Some may see the Church as flawed but the Church that Christ founded is perfectly and wonderfully made. It is the fallen people within the Church who are fallible. Here is a most apropos ode to the Church from Carlo Carretto:

"How much I must criticize you, my church, and yet how much I love you! You have made me suffer more than anyone and yet I owe more to you than to anyone. I should like to see you destroyed and yet I need your presence. You have given me much scandal and yet you alone have made me understand holiness. Never in this world have I seen anything more compromised, more false, yet never have I touched anything more pure, more generous or more beautiful. Countless times I have felt like slamming the door of my soul in your face - and yet, every night, I have prayed that I might die in your sure arms! No, I cannot be free of you, for I am one with you, even if not completely you. Then too - where would I go? To build another church? But I could not build one without the same defects, for they are my defects. And again, if I were to build another church, it would be my church, not Christ's church. No, I am old enough, I know better."

Monday, November 14, 2011

The Bible, Inerrancy and Faith

In my post Biblical Inerrancy and The Challenge of Faith I talk about how hard it is for us to have faith and truly *believe* that certain things did in fact happen in the Bible.  There are some Catholics and Christians who assert that God did not punish the Amelakites and command Samuel to commit genocide in 1 Samuel 15 but that it is more of a fable which tells a lesson.  I know there are certain passages in the Bible where figurative language can be applied, such as in the case of the Creation Story and the number of days it took God to create the universe and all that is living but I am not sure how someone would apply a figurative meaning to the scripture in Samuel.
Some people are so certain that God would have never ordered genocide.  But then, what about Noah and the Flood? Moses and the Red Sea when he saved the Israelites?  Uza and the Ark of the Covenant?  Are we to assume that these things didn't happen in scripture?

The kind of thinking that rejects God's very words and twists the words very meaning is contrary to Church teaching with regards to inerrancy and scripture.

Pope Pius XII in his encyclical Divino Afflante Spiritu stated:
"...Later on, this solemn definition of Catholic doctrine, which claims for these books in their entirety and with all parts a divine authority such as must enjoy immunity from any error whatsoever, was contradicted by certain Catholic writers who dared to restrict the truth of Sacred Scripture to matters of faith and morals alone, and to consider the remainder, touching matters of the physical or historical order as obiter dicta and having (according to them) no connection whatsoever with faith. Those errors found their condemnation in the encyclical Providentissimus Deus..."

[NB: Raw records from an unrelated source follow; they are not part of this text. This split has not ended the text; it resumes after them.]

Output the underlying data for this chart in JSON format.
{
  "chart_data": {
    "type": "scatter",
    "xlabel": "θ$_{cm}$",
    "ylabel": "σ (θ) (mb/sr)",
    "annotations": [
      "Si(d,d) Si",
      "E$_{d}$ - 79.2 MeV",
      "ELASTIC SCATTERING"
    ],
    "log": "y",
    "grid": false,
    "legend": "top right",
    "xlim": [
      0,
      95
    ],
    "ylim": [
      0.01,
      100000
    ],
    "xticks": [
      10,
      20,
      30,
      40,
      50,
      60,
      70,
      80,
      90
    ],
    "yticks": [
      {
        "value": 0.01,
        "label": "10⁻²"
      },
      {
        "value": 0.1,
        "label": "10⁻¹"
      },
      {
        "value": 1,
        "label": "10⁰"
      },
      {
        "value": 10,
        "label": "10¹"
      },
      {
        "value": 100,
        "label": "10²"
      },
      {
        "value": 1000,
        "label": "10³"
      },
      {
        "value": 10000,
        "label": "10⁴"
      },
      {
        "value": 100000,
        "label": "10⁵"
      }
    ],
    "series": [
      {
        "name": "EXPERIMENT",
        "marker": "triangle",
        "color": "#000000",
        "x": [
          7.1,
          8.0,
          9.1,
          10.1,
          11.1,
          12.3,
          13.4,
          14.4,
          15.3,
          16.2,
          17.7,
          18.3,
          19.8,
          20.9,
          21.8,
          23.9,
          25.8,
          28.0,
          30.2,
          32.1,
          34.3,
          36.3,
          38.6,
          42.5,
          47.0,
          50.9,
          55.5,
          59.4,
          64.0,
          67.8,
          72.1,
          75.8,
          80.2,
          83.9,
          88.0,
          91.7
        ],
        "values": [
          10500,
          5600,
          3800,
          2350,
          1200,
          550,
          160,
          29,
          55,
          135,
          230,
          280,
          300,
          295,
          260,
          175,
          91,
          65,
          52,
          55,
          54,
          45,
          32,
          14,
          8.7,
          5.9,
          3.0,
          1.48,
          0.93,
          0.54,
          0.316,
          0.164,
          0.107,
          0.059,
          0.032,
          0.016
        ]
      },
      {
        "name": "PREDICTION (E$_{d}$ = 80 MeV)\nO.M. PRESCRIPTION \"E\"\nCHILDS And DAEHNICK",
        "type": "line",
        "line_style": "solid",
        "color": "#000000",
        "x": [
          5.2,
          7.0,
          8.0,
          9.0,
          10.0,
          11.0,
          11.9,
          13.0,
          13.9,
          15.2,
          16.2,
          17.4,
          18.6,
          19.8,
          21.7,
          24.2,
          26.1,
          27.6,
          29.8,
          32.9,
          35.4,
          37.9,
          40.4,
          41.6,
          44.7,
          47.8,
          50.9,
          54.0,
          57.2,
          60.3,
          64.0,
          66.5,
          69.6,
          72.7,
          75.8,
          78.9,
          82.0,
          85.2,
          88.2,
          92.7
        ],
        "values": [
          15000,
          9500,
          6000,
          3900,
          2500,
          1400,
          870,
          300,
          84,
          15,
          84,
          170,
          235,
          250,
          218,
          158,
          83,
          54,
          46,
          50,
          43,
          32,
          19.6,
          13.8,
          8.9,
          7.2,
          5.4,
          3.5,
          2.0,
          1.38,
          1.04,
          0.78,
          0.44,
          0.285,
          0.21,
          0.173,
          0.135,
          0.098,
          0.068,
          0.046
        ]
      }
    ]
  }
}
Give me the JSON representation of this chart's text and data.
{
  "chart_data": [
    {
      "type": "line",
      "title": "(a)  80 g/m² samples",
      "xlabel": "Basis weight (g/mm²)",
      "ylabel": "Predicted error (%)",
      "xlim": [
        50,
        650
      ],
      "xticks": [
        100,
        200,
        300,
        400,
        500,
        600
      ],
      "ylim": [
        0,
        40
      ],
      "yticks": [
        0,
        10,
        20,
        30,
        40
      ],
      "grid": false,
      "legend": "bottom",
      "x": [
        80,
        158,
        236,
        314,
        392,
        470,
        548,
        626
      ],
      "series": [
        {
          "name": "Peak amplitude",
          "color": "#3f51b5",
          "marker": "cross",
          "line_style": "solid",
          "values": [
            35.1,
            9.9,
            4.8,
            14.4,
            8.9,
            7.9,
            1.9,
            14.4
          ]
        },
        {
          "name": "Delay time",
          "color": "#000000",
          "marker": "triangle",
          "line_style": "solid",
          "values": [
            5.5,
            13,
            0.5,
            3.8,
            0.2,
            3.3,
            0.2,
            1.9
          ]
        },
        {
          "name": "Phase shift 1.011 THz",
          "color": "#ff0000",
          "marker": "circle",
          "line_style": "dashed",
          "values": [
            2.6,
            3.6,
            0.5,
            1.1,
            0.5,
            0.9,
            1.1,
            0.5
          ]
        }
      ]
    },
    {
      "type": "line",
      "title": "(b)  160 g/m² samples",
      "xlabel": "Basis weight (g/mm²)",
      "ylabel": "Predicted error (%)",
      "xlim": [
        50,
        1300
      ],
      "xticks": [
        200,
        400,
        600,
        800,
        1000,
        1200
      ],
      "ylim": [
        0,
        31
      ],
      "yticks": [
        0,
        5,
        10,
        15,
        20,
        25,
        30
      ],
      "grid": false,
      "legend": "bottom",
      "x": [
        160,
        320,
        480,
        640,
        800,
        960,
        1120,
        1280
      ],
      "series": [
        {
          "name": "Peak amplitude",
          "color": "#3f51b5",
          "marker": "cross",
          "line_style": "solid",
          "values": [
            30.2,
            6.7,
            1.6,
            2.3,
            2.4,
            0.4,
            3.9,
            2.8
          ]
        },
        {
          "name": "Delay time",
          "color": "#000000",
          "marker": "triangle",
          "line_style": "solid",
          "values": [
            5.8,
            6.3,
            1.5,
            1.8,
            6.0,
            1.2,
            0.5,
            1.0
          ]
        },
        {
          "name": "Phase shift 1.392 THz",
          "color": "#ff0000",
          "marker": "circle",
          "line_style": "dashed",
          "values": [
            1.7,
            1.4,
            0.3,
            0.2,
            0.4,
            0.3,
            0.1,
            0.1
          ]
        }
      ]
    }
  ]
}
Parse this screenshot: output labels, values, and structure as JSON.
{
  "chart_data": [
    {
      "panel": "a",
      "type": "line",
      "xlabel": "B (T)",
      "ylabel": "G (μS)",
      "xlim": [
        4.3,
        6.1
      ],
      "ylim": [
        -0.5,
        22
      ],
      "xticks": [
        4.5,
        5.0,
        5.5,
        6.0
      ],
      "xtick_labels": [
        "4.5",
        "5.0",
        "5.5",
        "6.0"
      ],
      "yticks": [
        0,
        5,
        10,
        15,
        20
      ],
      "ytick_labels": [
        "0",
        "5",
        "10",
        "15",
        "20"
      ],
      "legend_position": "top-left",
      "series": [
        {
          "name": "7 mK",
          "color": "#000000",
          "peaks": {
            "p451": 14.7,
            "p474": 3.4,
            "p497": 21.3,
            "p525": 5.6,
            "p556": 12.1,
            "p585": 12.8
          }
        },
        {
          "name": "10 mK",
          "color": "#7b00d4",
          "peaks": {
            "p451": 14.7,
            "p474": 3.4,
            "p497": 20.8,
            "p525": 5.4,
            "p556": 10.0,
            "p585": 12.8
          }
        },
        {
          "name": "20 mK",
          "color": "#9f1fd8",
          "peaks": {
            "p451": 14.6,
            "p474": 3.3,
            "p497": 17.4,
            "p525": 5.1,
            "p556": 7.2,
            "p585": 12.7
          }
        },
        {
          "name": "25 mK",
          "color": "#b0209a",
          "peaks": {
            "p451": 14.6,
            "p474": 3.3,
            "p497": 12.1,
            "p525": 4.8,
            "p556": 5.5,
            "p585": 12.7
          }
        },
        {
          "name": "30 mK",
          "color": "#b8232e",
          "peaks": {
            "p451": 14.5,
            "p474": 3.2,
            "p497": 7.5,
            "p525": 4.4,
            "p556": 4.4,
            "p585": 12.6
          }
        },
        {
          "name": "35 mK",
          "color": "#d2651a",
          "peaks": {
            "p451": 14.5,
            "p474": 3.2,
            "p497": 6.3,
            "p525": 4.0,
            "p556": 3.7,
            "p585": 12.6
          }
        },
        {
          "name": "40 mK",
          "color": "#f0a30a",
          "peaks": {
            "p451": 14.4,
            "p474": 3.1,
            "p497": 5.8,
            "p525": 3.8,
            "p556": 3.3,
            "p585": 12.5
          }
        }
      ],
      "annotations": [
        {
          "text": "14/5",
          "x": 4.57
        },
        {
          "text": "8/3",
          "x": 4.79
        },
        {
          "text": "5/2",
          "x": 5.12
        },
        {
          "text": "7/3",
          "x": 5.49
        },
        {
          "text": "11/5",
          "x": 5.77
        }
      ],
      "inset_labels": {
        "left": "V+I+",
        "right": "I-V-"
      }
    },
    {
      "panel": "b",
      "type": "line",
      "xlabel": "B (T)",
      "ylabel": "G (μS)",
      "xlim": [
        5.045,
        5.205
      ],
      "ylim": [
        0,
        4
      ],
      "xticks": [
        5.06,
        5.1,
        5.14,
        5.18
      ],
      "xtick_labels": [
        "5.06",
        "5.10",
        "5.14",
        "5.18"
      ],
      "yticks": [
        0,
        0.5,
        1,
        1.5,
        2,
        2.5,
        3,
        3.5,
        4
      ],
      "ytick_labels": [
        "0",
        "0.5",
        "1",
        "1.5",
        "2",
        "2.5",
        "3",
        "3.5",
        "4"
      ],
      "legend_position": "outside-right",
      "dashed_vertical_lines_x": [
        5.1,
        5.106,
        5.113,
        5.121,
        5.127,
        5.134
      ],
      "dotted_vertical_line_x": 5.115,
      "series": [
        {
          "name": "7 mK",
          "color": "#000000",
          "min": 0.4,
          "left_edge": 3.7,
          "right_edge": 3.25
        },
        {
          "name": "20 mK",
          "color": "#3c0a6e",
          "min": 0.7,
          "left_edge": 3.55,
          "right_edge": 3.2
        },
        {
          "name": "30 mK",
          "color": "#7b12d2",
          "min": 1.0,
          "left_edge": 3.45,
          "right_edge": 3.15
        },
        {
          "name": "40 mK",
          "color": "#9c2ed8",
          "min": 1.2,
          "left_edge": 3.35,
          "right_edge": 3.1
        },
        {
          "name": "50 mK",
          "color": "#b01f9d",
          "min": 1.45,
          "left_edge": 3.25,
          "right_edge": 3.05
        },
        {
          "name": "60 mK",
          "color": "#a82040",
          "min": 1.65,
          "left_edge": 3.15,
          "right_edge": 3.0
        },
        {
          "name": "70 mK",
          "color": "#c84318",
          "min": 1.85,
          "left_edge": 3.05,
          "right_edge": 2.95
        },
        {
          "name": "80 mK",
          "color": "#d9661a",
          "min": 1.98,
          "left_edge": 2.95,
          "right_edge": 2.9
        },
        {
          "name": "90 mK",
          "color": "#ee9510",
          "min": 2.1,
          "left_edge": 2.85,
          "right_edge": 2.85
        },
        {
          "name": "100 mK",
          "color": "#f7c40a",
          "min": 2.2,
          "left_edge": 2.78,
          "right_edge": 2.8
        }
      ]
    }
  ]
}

Pope Leo XIII in his encyclical Providentissimus Deus stated:

"It is absolutely wrong and forbidden, either to narrow inspiration to certain parts only of Holy Scripture, or to admit that the sacred writer has erred. The system of those who restrict inspiration to things of faith and morals cannot be tolerated. AU the books which the Church receives as sacred and canonical are written wholly and entirely, with all their parts, at the dictation of the Holy Ghost."

 and


"By supernatural power He (the Holy Spirit) so moved and impelled them (the sacred writers) to write - He was so present to them - that the things which He ordered, and those only, they first rightly understood, then willed faithfully to write down, and finally expressed in apt words and with infallible truth."



In Dei Verbum the Church makes it know that we as faithful Catholics are supposed to believe this "Since everything asserted by the inspired authors or sacred writers must be held to be asserted by the Holy Spirit, it follows that the books of Scripture must be acknowledged as teaching solidly, faithfully and without error that truth which God wanted put into the sacred writings for the sake of our salvation"

It is evident what the Church has taught throughout history with regards to Scripture being asserted by the Holy Spirit and it is without error.